Opération Mort est le nouveau titre de Shigeru Mizuki publié par les éditions Cornélius. Loin de ses fantaisies pour enfants, l’auteur nous raconte ici la guerre et les horreurs qui l’accompagnent. En se fondant largement sur ses souvenirs, il nous permet de partager le quotidien d’un soldat, de son affectation en première ligne sur une île du Pacifique jusqu’à sa mort lors d’une opération suicide ordonnée par la hiérarchie dans le but de montrer un exemple aux autres combattants japonais : nul ne doit reculer, il vaut mieux mourir sur place pour l’honneur du Japon. Il se révèle au fil des pages du manga qu’une position aussi stupide et contre-productive, du point de vue stratégique, est combattue par certains officiers mais le poids de la hiérarchie et des traditions, l’habitude d’obéir et le sens de l’honneur exacerbé ont raison de toute résistance, même de la part de la troupe qui part alors mourir sous les balles ennemies. Le parallèle avec l’excellent film Lettres d’Iwo Jima s’impose tant leur sujet et leur traitement sont en grande partie similaires.
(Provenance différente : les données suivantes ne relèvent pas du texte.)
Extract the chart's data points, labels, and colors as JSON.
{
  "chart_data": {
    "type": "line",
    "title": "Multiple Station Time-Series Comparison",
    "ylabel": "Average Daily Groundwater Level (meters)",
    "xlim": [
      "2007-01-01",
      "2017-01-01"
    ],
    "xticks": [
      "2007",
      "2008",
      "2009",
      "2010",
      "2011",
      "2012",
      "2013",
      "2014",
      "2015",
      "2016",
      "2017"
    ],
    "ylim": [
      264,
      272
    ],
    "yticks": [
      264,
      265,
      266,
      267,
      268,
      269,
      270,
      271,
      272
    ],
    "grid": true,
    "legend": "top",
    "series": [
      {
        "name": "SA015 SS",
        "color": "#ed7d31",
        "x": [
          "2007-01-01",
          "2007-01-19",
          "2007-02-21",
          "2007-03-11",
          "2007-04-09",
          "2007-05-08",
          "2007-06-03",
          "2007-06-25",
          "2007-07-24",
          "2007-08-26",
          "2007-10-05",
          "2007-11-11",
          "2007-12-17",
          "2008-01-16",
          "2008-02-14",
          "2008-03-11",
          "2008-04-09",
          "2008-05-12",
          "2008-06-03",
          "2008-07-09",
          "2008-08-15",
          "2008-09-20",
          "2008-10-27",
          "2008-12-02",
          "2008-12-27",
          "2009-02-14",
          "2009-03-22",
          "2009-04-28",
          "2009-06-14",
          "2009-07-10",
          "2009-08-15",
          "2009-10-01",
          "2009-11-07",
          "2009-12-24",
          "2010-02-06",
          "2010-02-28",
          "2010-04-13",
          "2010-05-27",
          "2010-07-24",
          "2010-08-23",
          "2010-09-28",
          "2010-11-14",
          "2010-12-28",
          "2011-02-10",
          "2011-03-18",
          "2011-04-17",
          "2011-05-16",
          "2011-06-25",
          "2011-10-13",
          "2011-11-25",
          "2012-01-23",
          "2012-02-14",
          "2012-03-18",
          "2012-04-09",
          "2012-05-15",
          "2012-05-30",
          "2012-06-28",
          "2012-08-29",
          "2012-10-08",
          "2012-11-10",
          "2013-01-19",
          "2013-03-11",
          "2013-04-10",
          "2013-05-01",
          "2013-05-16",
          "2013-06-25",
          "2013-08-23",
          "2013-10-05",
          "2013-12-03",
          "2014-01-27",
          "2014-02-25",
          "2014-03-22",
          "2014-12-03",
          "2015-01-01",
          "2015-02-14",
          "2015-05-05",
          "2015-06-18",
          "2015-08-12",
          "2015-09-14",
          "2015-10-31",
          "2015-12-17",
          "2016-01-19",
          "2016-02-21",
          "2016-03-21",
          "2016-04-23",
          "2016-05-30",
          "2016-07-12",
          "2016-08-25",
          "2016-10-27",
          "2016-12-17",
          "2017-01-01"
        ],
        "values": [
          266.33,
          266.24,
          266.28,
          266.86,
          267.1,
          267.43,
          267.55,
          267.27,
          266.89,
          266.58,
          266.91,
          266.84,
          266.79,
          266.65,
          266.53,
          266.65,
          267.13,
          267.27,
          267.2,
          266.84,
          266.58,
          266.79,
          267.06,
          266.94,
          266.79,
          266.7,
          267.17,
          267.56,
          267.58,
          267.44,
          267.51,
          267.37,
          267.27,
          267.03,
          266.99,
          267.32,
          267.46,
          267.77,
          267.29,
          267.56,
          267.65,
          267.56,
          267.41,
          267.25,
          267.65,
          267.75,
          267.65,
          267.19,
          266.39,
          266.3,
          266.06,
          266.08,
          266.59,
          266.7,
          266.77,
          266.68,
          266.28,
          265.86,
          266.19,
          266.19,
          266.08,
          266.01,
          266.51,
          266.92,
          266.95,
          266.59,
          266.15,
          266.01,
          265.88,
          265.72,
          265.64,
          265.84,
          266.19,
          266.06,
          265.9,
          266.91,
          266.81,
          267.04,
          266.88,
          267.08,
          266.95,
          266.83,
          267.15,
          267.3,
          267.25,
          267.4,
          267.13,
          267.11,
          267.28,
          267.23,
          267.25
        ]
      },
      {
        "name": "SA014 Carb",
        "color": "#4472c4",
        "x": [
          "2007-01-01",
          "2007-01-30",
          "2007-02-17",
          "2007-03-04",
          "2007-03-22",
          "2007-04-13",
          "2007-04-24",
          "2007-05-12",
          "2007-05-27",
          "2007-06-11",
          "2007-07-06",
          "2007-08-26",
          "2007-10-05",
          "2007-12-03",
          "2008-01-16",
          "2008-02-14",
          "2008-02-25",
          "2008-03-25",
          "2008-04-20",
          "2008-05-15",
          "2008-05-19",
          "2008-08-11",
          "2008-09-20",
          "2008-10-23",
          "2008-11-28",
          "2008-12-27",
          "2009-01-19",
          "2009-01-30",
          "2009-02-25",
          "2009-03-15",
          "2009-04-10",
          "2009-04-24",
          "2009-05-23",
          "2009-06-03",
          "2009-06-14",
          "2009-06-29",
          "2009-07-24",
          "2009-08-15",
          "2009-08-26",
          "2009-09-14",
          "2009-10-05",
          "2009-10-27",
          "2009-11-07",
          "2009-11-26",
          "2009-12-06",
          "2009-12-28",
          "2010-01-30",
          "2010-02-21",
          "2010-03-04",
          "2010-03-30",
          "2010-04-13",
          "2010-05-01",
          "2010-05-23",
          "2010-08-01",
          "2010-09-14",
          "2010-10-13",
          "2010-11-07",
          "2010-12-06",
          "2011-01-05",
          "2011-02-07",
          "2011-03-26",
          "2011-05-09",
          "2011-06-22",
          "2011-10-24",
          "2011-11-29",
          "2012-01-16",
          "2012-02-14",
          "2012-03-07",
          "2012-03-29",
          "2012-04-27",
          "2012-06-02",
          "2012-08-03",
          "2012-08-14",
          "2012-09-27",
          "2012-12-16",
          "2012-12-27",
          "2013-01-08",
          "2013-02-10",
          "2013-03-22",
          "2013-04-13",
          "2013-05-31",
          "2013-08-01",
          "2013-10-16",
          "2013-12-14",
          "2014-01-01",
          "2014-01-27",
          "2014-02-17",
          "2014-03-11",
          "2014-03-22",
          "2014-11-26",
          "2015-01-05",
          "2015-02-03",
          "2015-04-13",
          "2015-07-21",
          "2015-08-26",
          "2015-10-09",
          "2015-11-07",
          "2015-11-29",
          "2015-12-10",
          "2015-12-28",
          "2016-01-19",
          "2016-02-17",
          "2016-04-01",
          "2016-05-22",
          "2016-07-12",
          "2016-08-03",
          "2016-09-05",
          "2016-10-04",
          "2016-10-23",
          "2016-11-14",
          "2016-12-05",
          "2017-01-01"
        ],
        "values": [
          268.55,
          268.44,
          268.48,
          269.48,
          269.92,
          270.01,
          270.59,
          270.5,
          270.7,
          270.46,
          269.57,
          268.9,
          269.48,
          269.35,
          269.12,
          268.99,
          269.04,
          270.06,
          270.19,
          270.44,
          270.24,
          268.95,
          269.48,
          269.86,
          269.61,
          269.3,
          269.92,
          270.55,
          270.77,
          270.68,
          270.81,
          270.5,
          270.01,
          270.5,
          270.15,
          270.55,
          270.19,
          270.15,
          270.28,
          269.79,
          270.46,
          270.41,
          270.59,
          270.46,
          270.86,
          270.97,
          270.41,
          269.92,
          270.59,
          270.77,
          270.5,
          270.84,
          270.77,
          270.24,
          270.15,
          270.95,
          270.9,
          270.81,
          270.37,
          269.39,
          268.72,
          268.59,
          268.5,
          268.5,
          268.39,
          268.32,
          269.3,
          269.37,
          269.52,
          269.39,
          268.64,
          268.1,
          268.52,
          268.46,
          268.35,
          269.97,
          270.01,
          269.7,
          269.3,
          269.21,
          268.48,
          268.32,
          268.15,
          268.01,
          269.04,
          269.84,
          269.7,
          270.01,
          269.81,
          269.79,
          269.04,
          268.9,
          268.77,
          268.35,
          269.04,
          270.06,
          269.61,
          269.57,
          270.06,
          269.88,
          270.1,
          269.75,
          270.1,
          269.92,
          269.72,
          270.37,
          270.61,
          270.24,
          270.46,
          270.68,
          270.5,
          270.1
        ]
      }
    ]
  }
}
La narration de l’œuvre de Mizuki garde un recul constant sur les événements. Sa linéarité et sa simplicité créée un certain détachement du lecteur. De plus, le dessin propose un contraste saisissant entre les personnages dessinés de façon très "mizukienne" alors que les décors et les scènes de mort sont souvent traités de façon photoréalistique. Cela accroît le sentiment d’être en face d’un documentaire relatant la vie des simples soldats japonais sur le front du Pacifique. Ainsi, on ne peut s’empêcher d’intellectualiser le propos de l’auteur et de se sentir profondément révolté contre la guerre et de ses mécanismes qui obligent à mourir pour des raisons qui ne concernent que les classes dirigeantes. Sachant que le mangaka a connu cette horreur puisqu’il est revenu du front avec son bras gauche en moins, on ne peut qu’adhérer à son propos. Voilà donc un livre redoutablement efficace, dont la lecture devrait être obligatoire au Japon, surtout en cette époque où le militarisme et le nationalisme connaissent un regain inquiétant.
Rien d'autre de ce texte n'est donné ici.